Single by Peter, Paul and Mary

from the album Peter, Paul and Mommy
- B-side: "Make Believe Town"
- Released: March 24, 1969
- Genre: Folk; pop;
- Length: 3:16
- Label: Warner Bros.-Seven Arts
- Songwriter: Peter Yarrow

Peter, Paul and Mary singles chronology
| "Love City (Postcard from Duluth)" (1968) | "Day Is Done" (1969) | "Leaving on a Jet Plane" (1969) |

= Day Is Done (song) =

"Day Is Done" is a song written by Peter Yarrow. It was recorded by Yarrow's group Peter, Paul and Mary and released as a single in 1969. An anti-war protest song of the Vietnam War era, the song reached No. 21 on Billboard Hot 100, and was ranked No. 48 on the Billboard year-end Top Easy Listening Singles chart of 1969.

==Background==
"Day Is Done" was written by Peter Yarrow in 1968, and it was the last single that Peter, Paul and Mary recorded together as a group (the trio's version of "Leaving on a Jet Plane", released as a single in 1969, appeared on their Album 1700, released in 1967).

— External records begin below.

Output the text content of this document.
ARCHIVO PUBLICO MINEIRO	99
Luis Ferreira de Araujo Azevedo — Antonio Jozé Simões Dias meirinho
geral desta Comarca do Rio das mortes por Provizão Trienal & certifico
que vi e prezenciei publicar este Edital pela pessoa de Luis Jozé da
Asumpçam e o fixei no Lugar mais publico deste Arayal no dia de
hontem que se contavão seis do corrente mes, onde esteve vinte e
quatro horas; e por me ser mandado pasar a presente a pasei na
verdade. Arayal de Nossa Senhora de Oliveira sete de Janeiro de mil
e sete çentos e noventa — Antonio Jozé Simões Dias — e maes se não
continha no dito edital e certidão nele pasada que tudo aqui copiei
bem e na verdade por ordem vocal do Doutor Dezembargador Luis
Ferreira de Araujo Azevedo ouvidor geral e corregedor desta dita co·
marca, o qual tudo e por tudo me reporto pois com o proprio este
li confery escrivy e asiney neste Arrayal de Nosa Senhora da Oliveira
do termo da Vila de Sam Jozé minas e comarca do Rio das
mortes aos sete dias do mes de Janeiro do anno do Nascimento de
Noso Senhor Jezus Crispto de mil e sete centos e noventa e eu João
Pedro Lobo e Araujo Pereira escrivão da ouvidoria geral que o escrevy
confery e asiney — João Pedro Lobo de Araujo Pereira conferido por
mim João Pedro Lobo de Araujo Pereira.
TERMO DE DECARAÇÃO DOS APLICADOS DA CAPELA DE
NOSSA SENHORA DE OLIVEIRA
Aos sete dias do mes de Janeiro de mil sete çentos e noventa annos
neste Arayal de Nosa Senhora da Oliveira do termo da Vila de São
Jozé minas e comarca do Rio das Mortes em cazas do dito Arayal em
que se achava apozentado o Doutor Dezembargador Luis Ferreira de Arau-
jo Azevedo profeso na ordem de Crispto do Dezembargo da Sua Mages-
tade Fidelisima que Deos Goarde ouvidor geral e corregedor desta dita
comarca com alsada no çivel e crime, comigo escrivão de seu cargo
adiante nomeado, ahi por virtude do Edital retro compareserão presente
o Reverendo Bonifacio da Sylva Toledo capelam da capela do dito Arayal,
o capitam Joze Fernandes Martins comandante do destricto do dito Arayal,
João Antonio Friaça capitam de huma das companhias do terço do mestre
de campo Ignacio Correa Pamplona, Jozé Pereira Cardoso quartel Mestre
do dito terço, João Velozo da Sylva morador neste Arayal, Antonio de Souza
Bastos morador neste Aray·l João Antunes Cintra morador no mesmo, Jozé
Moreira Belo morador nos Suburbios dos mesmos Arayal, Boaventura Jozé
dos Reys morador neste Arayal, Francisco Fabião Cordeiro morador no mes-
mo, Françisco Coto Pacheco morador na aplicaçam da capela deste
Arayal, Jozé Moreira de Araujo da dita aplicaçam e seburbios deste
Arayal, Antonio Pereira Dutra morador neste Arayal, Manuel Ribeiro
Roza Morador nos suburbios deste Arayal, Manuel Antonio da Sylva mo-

The song was written as an anti-war song during the Vietnam War era. According to Yarrow, it was written from the perspective of his younger brother who faced the possibility of getting drafted into the army. Yarrow performed it as the opening song at a concert during the anti-war march he helped organize in Washington in November 1969. It became one of the best-known protest songs of the era. Yarrow said that the message of the song is that "children will lead us to a better world".

The single version of the song was recorded live at Carnegie Hall, and an orchestra was then arranged and overdubbed at A&T Studios by Chris Dedrick. The studio version features a children choir from the nursery school of the Westchester Ethical Society and this version was used for the album Peter, Paul and Mommy, released in May.

On Peter, Paul and Mommy, the second half of the second repeat in the song's refrain was cut out. The error was corrected on the compilation album Around the Campfire by copying the second half of the first repeat.

Yarrow later released a children's book based on the lyrics of the song as part of his Songbook Series. It contains a three-song CD with a version of the song he recorded with his daughter Bethany.

==Reception==
The song was released at the end of March 1969, and reached No. 21 on Billboard Hot 100 for chart dated June 21, 1969. Cash Box said that its "live feeling and teen-oriented lyric" gave the song solid sales potential.

The song was nominated at the 12th Annual Grammy Awards in 1970 in the category of Best Folk Performance won by Joni Mitchell's Clouds.

==Charts==

| Chart (1969) | Peak position |
|---|---|
| Canada Adult Contemporary (RPM) | 5 |
| Canada Top Singles (RPM) | 17 |
| US Adult Contemporary (Billboard) | 7 |
| US Billboard Hot 100 | 21 |
| US Cash Box Top 100 | 20 |

==Cover versions==
A French translation of the song titled "Mon Enfant" was written by Boris Bergman and recorded by Nana Mouskouri for her 1969 album, Dans le soleil et dans le vent. She has also covered the English version. "Mon Enfant" was released as a single in late 1969 and it charted at No. 20 in Dutch Charts and No. 17 in the Belgium (Ultratop Wallonia) chart in early 1970.

Johnny Maestro & The Brooklyn Bridge covered the song in 1970. Their cover peaked at No. 98 on the Billboard Hot 100.

Agnes Chan covered the song on her 1971 debut album, Will the Circle Game Be Unbroken?